Ricevendo una delegazione del sodalizio presieduto dal duca Leopoldo Torlonia, il Papa ringrazia per l’impegno al servizio dei poveridi P. M.

«Le braccia e il cuore del Papa»: così il Santo Padre ha definito il Circolo san Pietro, il sodalizio di antica tradizione ricevuto in udienza venerdì 22 febbraio, nella festa della Cattedra di San Pietro. Dopo aver salutato l’assistente spirituale, monsignor Franco Camaldo e il presidente generale, il duca Leopoldo Torlonia, il Pontefice ha sottolineato: «Il servizio che il Circolo rende costituisce, nelle sue varie articolazioni, un apostolato molto apprezzato, ed offre una costante testimonianza dell’amore che voi nutrite verso la Chiesa e in particolare verso la Santa Sede. Penso alla vostra presenza nella Basilica Vaticana e al servizio d’ordine che svolgete durante le celebrazioni da me presiedute; penso ai vostri incontri formativi e spirituali che tendono a suscitare in voi una costante tensione verso la santità; penso alle attività di assistenza e di carità che sostenete con generosità».

Benedetto XVI ha ringraziato per la collaborazione e per le tante iniziative promosse «con spirito evangelico e senso ecclesiale.
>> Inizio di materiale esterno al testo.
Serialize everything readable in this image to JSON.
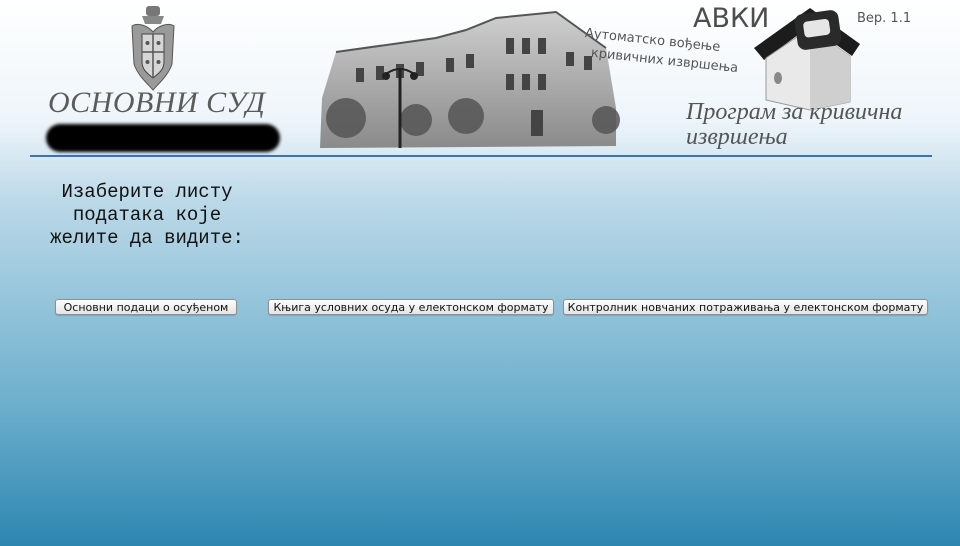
{
  "header": {
    "court_title": "ОСНОВНИ СУД",
    "tagline_line1": "Аутоматско вођење",
    "tagline_line2": "кривичних извршења",
    "app_abbr": "АВКИ",
    "version": "Вер. 1.1",
    "program_title": "Програм за кривична извршења"
  },
  "main": {
    "prompt": "Изаберите листу\nподатака које\nжелите да видите:",
    "buttons": [
      {
        "label": "Основни подаци о осуђеном"
      },
      {
        "label": "Књига условних осуда у електонском формату"
      },
      {
        "label": "Контролник новчаних потраживања у електонском формату"
      }
    ]
  },
  "colors": {
    "divider": "#3c73b6",
    "background_top": "#ffffff",
    "background_bottom": "#2d86b0"
  },
  "icons": [
    "serbian-coat-of-arms-icon",
    "courthouse-building-image",
    "house-logo-icon"
  ]
}
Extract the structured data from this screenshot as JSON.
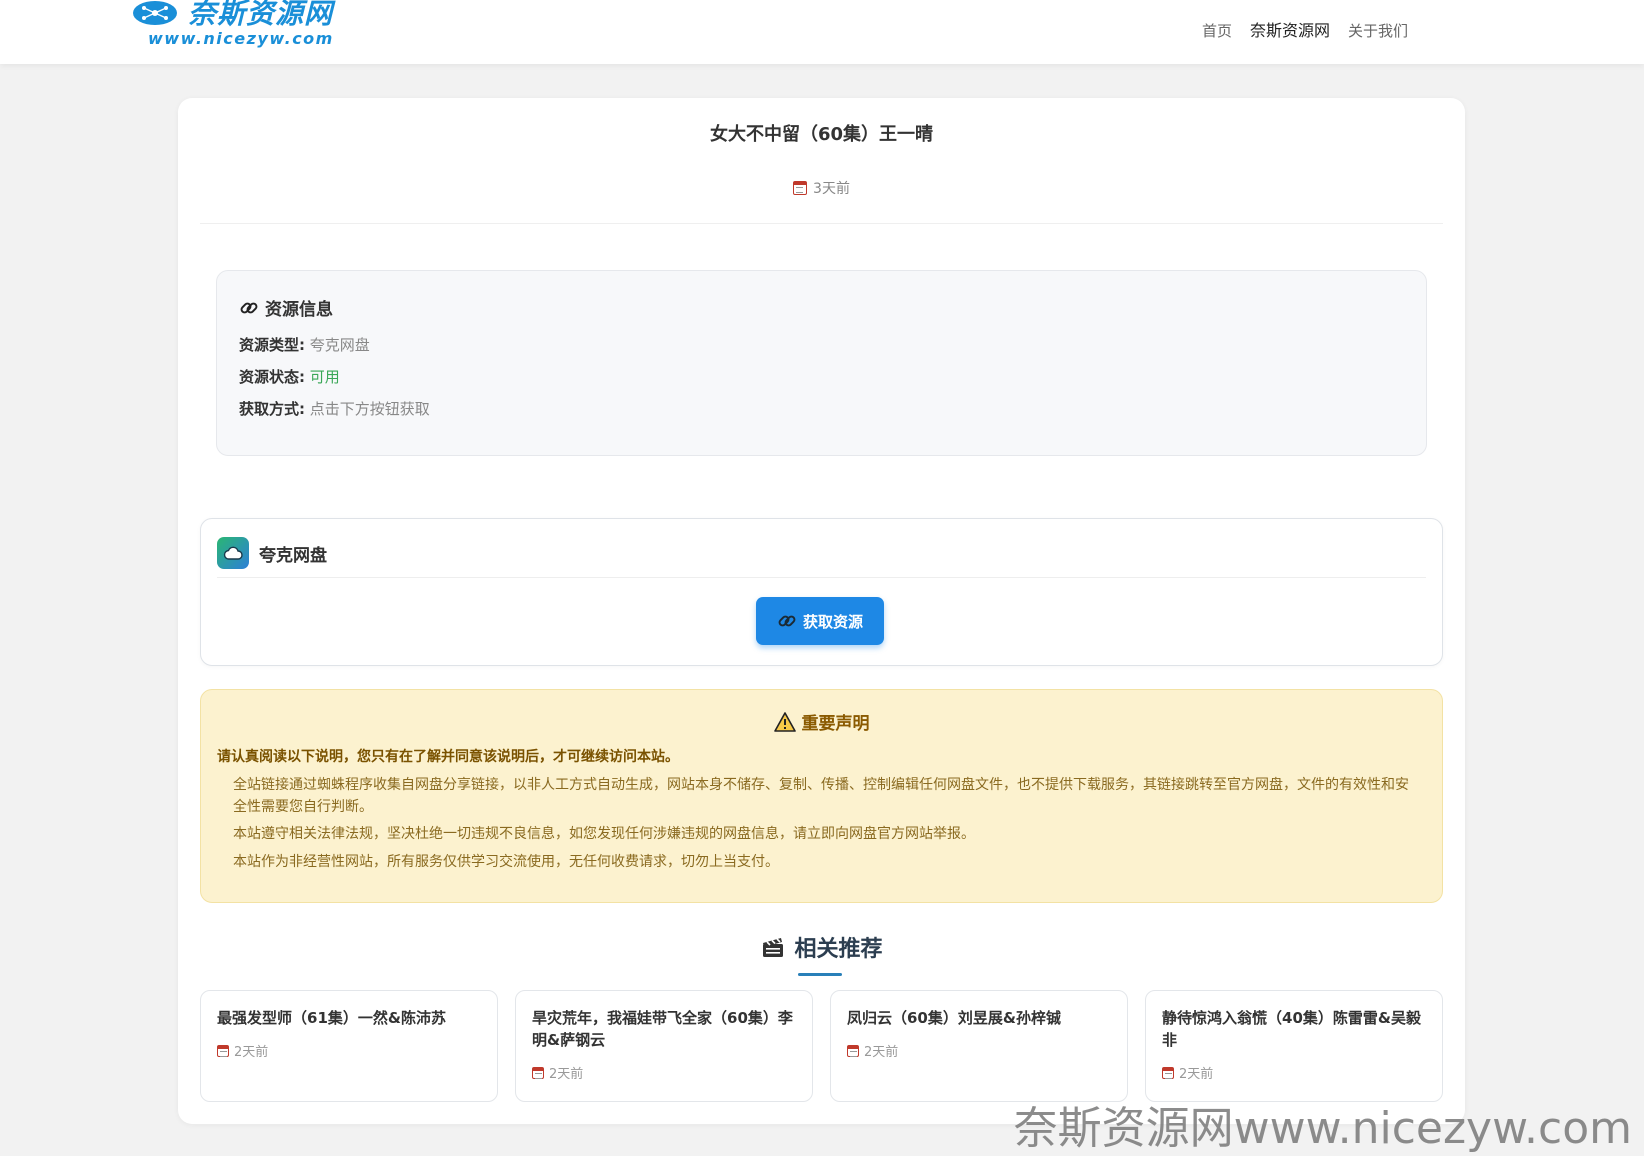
{
  "header": {
    "logo_cn": "奈斯资源网",
    "logo_url": "www.nicezyw.com",
    "nav": [
      {
        "label": "首页"
      },
      {
        "label": "奈斯资源网"
      },
      {
        "label": "关于我们"
      }
    ]
  },
  "post": {
    "title": "女大不中留（60集）王一晴",
    "date": "3天前"
  },
  "resource_info": {
    "heading": "资源信息",
    "rows": [
      {
        "key": "资源类型:",
        "value": "夸克网盘"
      },
      {
        "key": "资源状态:",
        "value": "可用"
      },
      {
        "key": "获取方式:",
        "value": "点击下方按钮获取"
      }
    ]
  },
  "quark": {
    "name": "夸克网盘",
    "button_label": "获取资源"
  },
  "notice": {
    "title": "重要声明",
    "lead": "请认真阅读以下说明，您只有在了解并同意该说明后，才可继续访问本站。",
    "paragraphs": [
      "全站链接通过蜘蛛程序收集自网盘分享链接，以非人工方式自动生成，网站本身不储存、复制、传播、控制编辑任何网盘文件，也不提供下载服务，其链接跳转至官方网盘，文件的有效性和安全性需要您自行判断。",
      "本站遵守相关法律法规，坚决杜绝一切违规不良信息，如您发现任何涉嫌违规的网盘信息，请立即向网盘官方网站举报。",
      "本站作为非经营性网站，所有服务仅供学习交流使用，无任何收费请求，切勿上当支付。"
    ]
  },
  "related": {
    "heading": "相关推荐",
    "items": [
      {
        "title": "最强发型师（61集）一然&陈沛苏",
        "date": "2天前"
      },
      {
        "title": "旱灾荒年，我福娃带飞全家（60集）李明&萨钢云",
        "date": "2天前"
      },
      {
        "title": "凤归云（60集）刘昱展&孙梓铖",
        "date": "2天前"
      },
      {
        "title": "静待惊鸿入翁慌（40集）陈雷雷&吴毅非",
        "date": "2天前"
      }
    ]
  },
  "watermark": "奈斯资源网www.nicezyw.com",
  "colors": {
    "brand": "#1a8fd8",
    "button": "#1e88e5",
    "status_ok": "#3aa757",
    "notice_bg": "#fcf2cf"
  }
}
Potremmo quasi dire – ha aggiunto – che quanto voi fate, in un certo senso, è a nome stesso del Papa che lo compite: ad esempio, è a suo nome che vi preoccupate di andare incontro, per quanto vi è possibile, alle necessità di tanti poveri che vivono nella città di Roma, di cui è Vescovo il Successore di Pietro. Voi volete essere così le sue braccia e il suo cuore che raggiungono, anche attraverso di voi, coloro che versano in condizioni precarie. E so che, nel corso di questi ultimi anni, avete moltiplicato i vostri sforzi per rispondere, con iniziative caritative generose ed impegnative, alle esigenze di queste persone in difficoltà».

Un altro motivo di riconoscenza, ha spiegato il Papa, è l’impegno del Circolo nella raccolta annuale dell’obolo di San Pietro. «Esso rappresenta un concreto aiuto offerto al Papa perché possa rispondere alle tantissime richieste che gli pervengono da ogni parte del mondo, specialmente dai Paesi più poveri. Grazie pertanto per questo vostro servizio che svolgete con tanta generosità e spirito di sacrificio».